The computational cost of the proposed CS technique is also examined when changing the number of angle samples within the angle search interval for the three wideband DOA estimation techniques (ISSM, FSS, and mTOPS) with and without CS. Table 5 summarizes the computational time in sec of ISSM, FSS, and mTOPS techniques with and without applying the CS when changing the number of angle samples from 361 and 36,001. The results shown in Table 5 are calculated using the same parameter setting used in Table 4 with fixed number of 40 antenna elements. It can be noted that for all cases, the consumed time increases with increasing the number of angle samples. However, the application of the introduced CS method to all the three techniques provides significant reduction in the execution time needed for the DOA estimation procedure. This elucidates the effectiveness of the introduced CS method in significantly minimizing the computational burden even when increasing the number of angle samples for wideband DOA estimation.

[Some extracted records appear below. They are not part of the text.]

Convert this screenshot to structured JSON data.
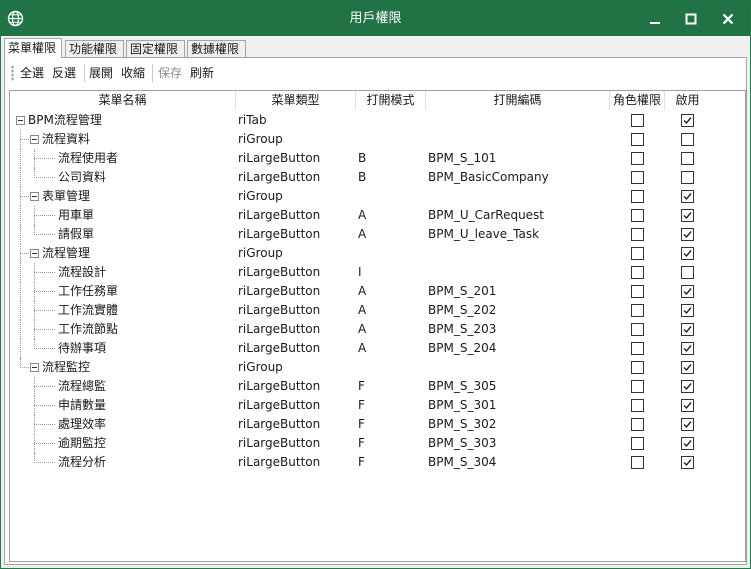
{
  "window": {
    "title": "用戶權限",
    "accent": "#217346"
  },
  "tabs": [
    {
      "label": "菜單權限",
      "active": true
    },
    {
      "label": "功能權限",
      "active": false
    },
    {
      "label": "固定權限",
      "active": false
    },
    {
      "label": "數據權限",
      "active": false
    }
  ],
  "toolbar": {
    "select_all": "全選",
    "invert": "反選",
    "expand": "展開",
    "collapse": "收縮",
    "save": "保存",
    "refresh": "刷新"
  },
  "columns": {
    "name": "菜單名稱",
    "type": "菜單類型",
    "mode": "打開模式",
    "code": "打開編碼",
    "role": "角色權限",
    "enabled": "啟用"
  },
  "rows": [
    {
      "name": "BPM流程管理",
      "level": 0,
      "group": true,
      "type": "riTab",
      "mode": "",
      "code": "",
      "role": false,
      "enabled": true
    },
    {
      "name": "流程資料",
      "level": 1,
      "group": true,
      "type": "riGroup",
      "mode": "",
      "code": "",
      "role": false,
      "enabled": false
    },
    {
      "name": "流程使用者",
      "level": 2,
      "group": false,
      "type": "riLargeButton",
      "mode": "B",
      "code": "BPM_S_101",
      "role": false,
      "enabled": false
    },
    {
      "name": "公司資料",
      "level": 2,
      "group": false,
      "type": "riLargeButton",
      "mode": "B",
      "code": "BPM_BasicCompany",
      "role": false,
      "enabled": false
    },
    {
      "name": "表單管理",
      "level": 1,
      "group": true,
      "type": "riGroup",
      "mode": "",
      "code": "",
      "role": false,
      "enabled": true
    },
    {
      "name": "用車單",
      "level": 2,
      "group": false,
      "type": "riLargeButton",
      "mode": "A",
      "code": "BPM_U_CarRequest",
      "role": false,
      "enabled": true
    },
    {
      "name": "請假單",
      "level": 2,
      "group": false,
      "type": "riLargeButton",
      "mode": "A",
      "code": "BPM_U_leave_Task",
      "role": false,
      "enabled": true
    },
    {
      "name": "流程管理",
      "level": 1,
      "group": true,
      "type": "riGroup",
      "mode": "",
      "code": "",
      "role": false,
      "enabled": true
    },
    {
      "name": "流程設計",
      "level": 2,
      "group": false,
      "type": "riLargeButton",
      "mode": "I",
      "code": "",
      "role": false,
      "enabled": false
    },
    {
      "name": "工作任務單",
      "level": 2,
      "group": false,
      "type": "riLargeButton",
      "mode": "A",
      "code": "BPM_S_201",
      "role": false,
      "enabled": true
    },
    {
      "name": "工作流實體",
      "level": 2,
      "group": false,
      "type": "riLargeButton",
      "mode": "A",
      "code": "BPM_S_202",
      "role": false,
      "enabled": true
    },
    {
      "name": "工作流節點",
      "level": 2,
      "group": false,
      "type": "riLargeButton",
      "mode": "A",
      "code": "BPM_S_203",
      "role": false,
      "enabled": true
    },
    {
      "name": "待辦事項",
      "level": 2,
      "group": false,
      "type": "riLargeButton",
      "mode": "A",
      "code": "BPM_S_204",
      "role": false,
      "enabled": true
    },
    {
      "name": "流程監控",
      "level": 1,
      "group": true,
      "type": "riGroup",
      "mode": "",
      "code": "",
      "role": false,
      "enabled": true
    },
    {
      "name": "流程總監",
      "level": 2,
      "group": false,
      "type": "riLargeButton",
      "mode": "F",
      "code": "BPM_S_305",
      "role": false,
      "enabled": true
    },
    {
      "name": "申請數量",
      "level": 2,
      "group": false,
      "type": "riLargeButton",
      "mode": "F",
      "code": "BPM_S_301",
      "role": false,
      "enabled": true
    },
    {
      "name": "處理效率",
      "level": 2,
      "group": false,
      "type": "riLargeButton",
      "mode": "F",
      "code": "BPM_S_302",
      "role": false,
      "enabled": true
    },
    {
      "name": "逾期監控",
      "level": 2,
      "group": false,
      "type": "riLargeButton",
      "mode": "F",
      "code": "BPM_S_303",
      "role": false,
      "enabled": true
    },
    {
      "name": "流程分析",
      "level": 2,
      "group": false,
      "type": "riLargeButton",
      "mode": "F",
      "code": "BPM_S_304",
      "role": false,
      "enabled": true
    }
  ]
}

Table 5 The consumed time in sec of DOA estimation when varying number of angle samples using ISSM, FSS and mTOPS techniques with and without CS

4 Conclusion

This study introduces a new computationally efficient approach for wideband DOA estimation with high resolution. The proposed approach reduces the computational burden by applying CS with chaotic Chebyshev sensing matrix as a compression method to reduce the measurement vector dimension, while the high-resolution is obtained by generalized coprime array configuration with high aperture. To examine the effectiveness of the proposed approach, three state-of-the-art wideband DOA estimation algorithms, namely ISSM, FSS, and mTOPS, are investigated with and without applying the proposed CS technique using ULA, CACIS, and CADiS antenna array layouts. Various simulation scenarios are carried out to assess the DOA estimation accuracy of closely spaced wideband sources and investigate the accompanied computational cost. The robustness of the introduced approach is assessed using several evaluation metrics, including spatial spectrum, the RMSE when varying the SNR and the number of elements, and the consumed time when changing the number of elements and number of angle samples. Results reveal that the proposed CS technique allows preserving the high DOA estimation resolution resulted from using generalized coprime array configuration (CACIS or CADiS), while significantly minimizing the computational complexity of the three wideband DOA estimation techniques under investigation. Results also demonstrate that the ISSM algorithm combined with CS provides the best accuracy for DOA estimation using CADiS configuration while achieving remarkable reduction in the computational complexity. Further insight requires investigating the fabrication process for the proposed approach using realistic antenna elements instead of the omnidirectional elements under various sets of parameter regimes.